For students of architecture, the Venetian countryside is a place of pilgrimage. Renaissance master Andrea Palladio’s 16th-century villas can be found exclusively in Veneto, where helpful UNESCO Heritage signs point the way to his classical country estates.
More than 450 years later, another Venetian architect’s work is drawing visitors to northeastern Italy. The midcentury modern masterpieces of Carlo Scarpa (1906-1978) are gaining new-found appreciation.
Scarpa’s inspiration comes less from antiquity than from his study of Japanese design and a reverence for modern craftsmanship and detail.

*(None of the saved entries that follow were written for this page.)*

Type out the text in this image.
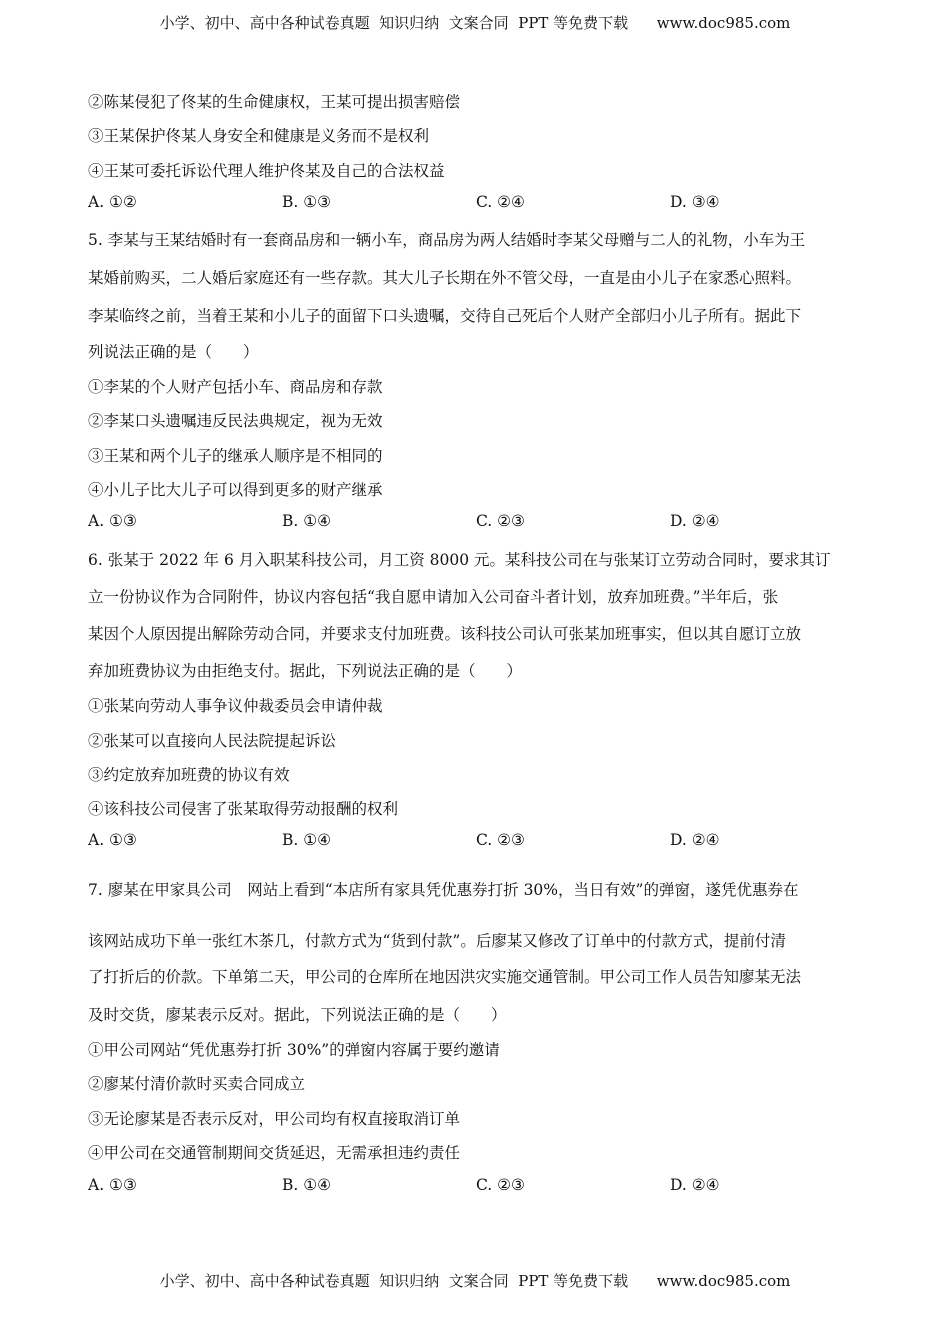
小学、初中、高中各种试卷真题  知识归纳  文案合同  PPT 等免费下载      www.doc985.com
②陈某侵犯了佟某的生命健康权，王某可提出损害赔偿
③王某保护佟某人身安全和健康是义务而不是权利
④王某可委托诉讼代理人维护佟某及自己的合法权益
A. ①②	B. ①③	C. ②④	D. ③④
5. 李某与王某结婚时有一套商品房和一辆小车，商品房为两人结婚时李某父母赠与二人的礼物，小车为王
某婚前购买，二人婚后家庭还有一些存款。其大儿子长期在外不管父母，一直是由小儿子在家悉心照料。
李某临终之前，当着王某和小儿子的面留下口头遗嘱，交待自己死后个人财产全部归小儿子所有。据此下
列说法正确的是（　　）
①李某的个人财产包括小车、商品房和存款
②李某口头遗嘱违反民法典规定，视为无效
③王某和两个儿子的继承人顺序是不相同的
④小儿子比大儿子可以得到更多的财产继承
A. ①③	B. ①④	C. ②③	D. ②④
6. 张某于 2022 年 6 月入职某科技公司，月工资 8000 元。某科技公司在与张某订立劳动合同时，要求其订
立一份协议作为合同附件，协议内容包括“我自愿申请加入公司奋斗者计划，放弃加班费。”半年后，张
某因个人原因提出解除劳动合同，并要求支付加班费。该科技公司认可张某加班事实，但以其自愿订立放
弃加班费协议为由拒绝支付。据此，下列说法正确的是（　　）
①张某向劳动人事争议仲裁委员会申请仲裁
②张某可以直接向人民法院提起诉讼
③约定放弃加班费的协议有效
④该科技公司侵害了张某取得劳动报酬的权利
A. ①③	B. ①④	C. ②③	D. ②④
7. 廖某在甲家具公司　网站上看到“本店所有家具凭优惠券打折 30%，当日有效”的弹窗，遂凭优惠券在
该网站成功下单一张红木茶几，付款方式为“货到付款”。后廖某又修改了订单中的付款方式，提前付清
了打折后的价款。下单第二天，甲公司的仓库所在地因洪灾实施交通管制。甲公司工作人员告知廖某无法
及时交货，廖某表示反对。据此，下列说法正确的是（　　）
①甲公司网站“凭优惠券打折 30%”的弹窗内容属于要约邀请
②廖某付清价款时买卖合同成立
③无论廖某是否表示反对，甲公司均有权直接取消订单
④甲公司在交通管制期间交货延迟，无需承担违约责任
A. ①③	B. ①④	C. ②③	D. ②④
小学、初中、高中各种试卷真题  知识归纳  文案合同  PPT 等免费下载      www.doc985.com
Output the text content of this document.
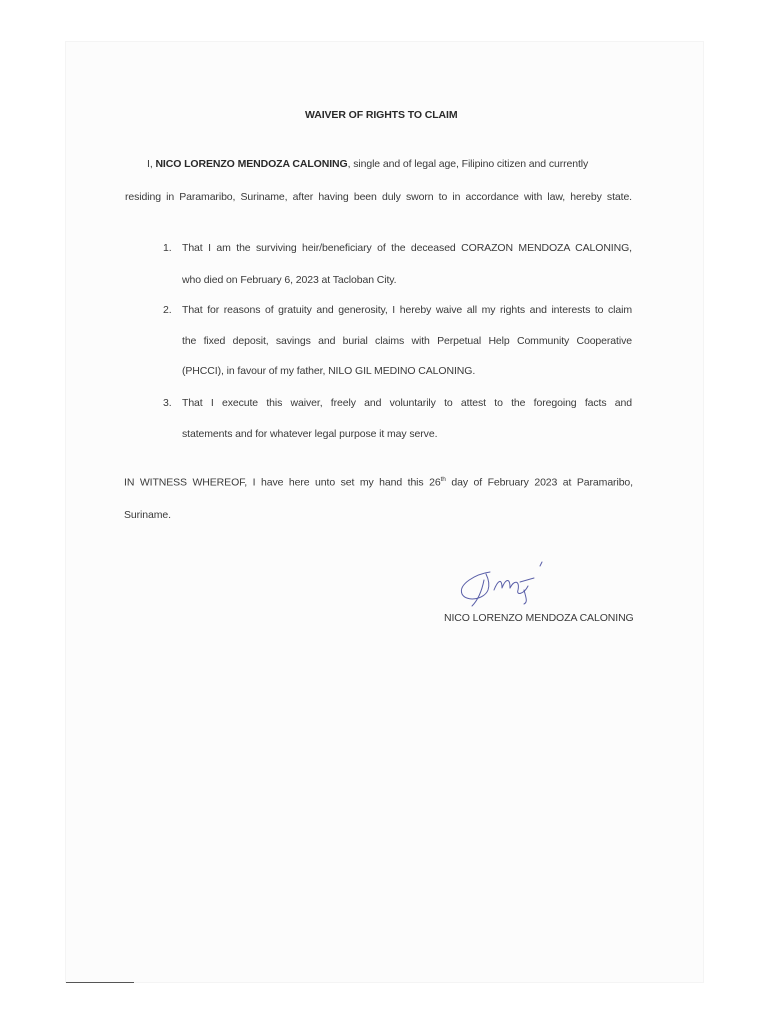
WAIVER OF RIGHTS TO CLAIM
I, NICO LORENZO MENDOZA CALONING, single and of legal age, Filipino citizen and currently
residing in Paramaribo, Suriname, after having been duly sworn to in accordance with law, hereby state.
1. That I am the surviving heir/beneficiary of the deceased CORAZON MENDOZA CALONING,
who died on February 6, 2023 at Tacloban City.
2. That for reasons of gratuity and generosity, I hereby waive all my rights and interests to claim
the fixed deposit, savings and burial claims with Perpetual Help Community Cooperative
(PHCCI), in favour of my father, NILO GIL MEDINO CALONING.
3. That I execute this waiver, freely and voluntarily to attest to the foregoing facts and
statements and for whatever legal purpose it may serve.
IN WITNESS WHEREOF, I have here unto set my hand this 26th day of February 2023 at Paramaribo,
Suriname.
NICO LORENZO MENDOZA CALONING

Three sites in and around Venice demonstrate why this underappreciated architect should be on every design aficionado’s radar.
Scarpa Garden at Querini Stampalia Foundation
The Querini Stampalia Foundation Museum, tucked in a quiet corner of Venice’s Castello district, is in the only palace to survive the end of the Venetian Republic. In 1949, Scarpa was engaged to restore the damaged ground floor and palace garden.
Scarpa’s raised garden is a world away from the city’s crowded tourist passages. The tranquil, jewel-box space is protected from view by high red-brick walls covered in a curtain of green ivy. Trees provide welcome shade next to water features in the form of two fountains, one simply framed in concrete, the other a geometric labyrinth in alabaster.
The Olivetti Showroom
In the late 1950s, Adriano Olivetti commissioned Scarpa to design a display space for his products. The Olivetti Showroom, on the northern edge of Piazza San Marco in Venice, is a two-storey space that eclipses the typewriters and calculators it was built to showcase.
The marble slabs of the staircase appear to float over a colourful mosaic-tile floor, leading visitors up to narrow galleries lined in smooth concrete. Eye-shaped wooden screens simultaneously offer privacy and admit light into the space.
The Brion Tomb and Sanctuary
Scarpa’s greatest project was also his last, the magnificent Tomba Brion (Brion Tomb), completed in 1978. This architectural masterpiece–a testament to everlasting love–is off the beaten path in San Vito di Altivole, about an hour northwest of Venice. The Brion family granted Scarpa nearly unlimited licence to oversee the design of the more than 21,000-square-foot garden and tomb complex.
The tomb’s strongest icon is at its main entrance: two large intersecting circles, symbolizing the eternal love represented by the tombs of Onorina Tomasin and Giuseppe Brion, rest under a curved concrete roof inlaid with coloured mosaics.
From the circles, visitors turn right to admire the pavilion of meditation overlooking a serene pond of lily pads, or venture left to explore the tomb, the quiet grounds, and the light-filled chapel. Throughout the sanctuary, the concrete work is geometric and exquisitely wrought, highlighting Scarpa’s lifetime dedication to design, detail, and craftsmanship.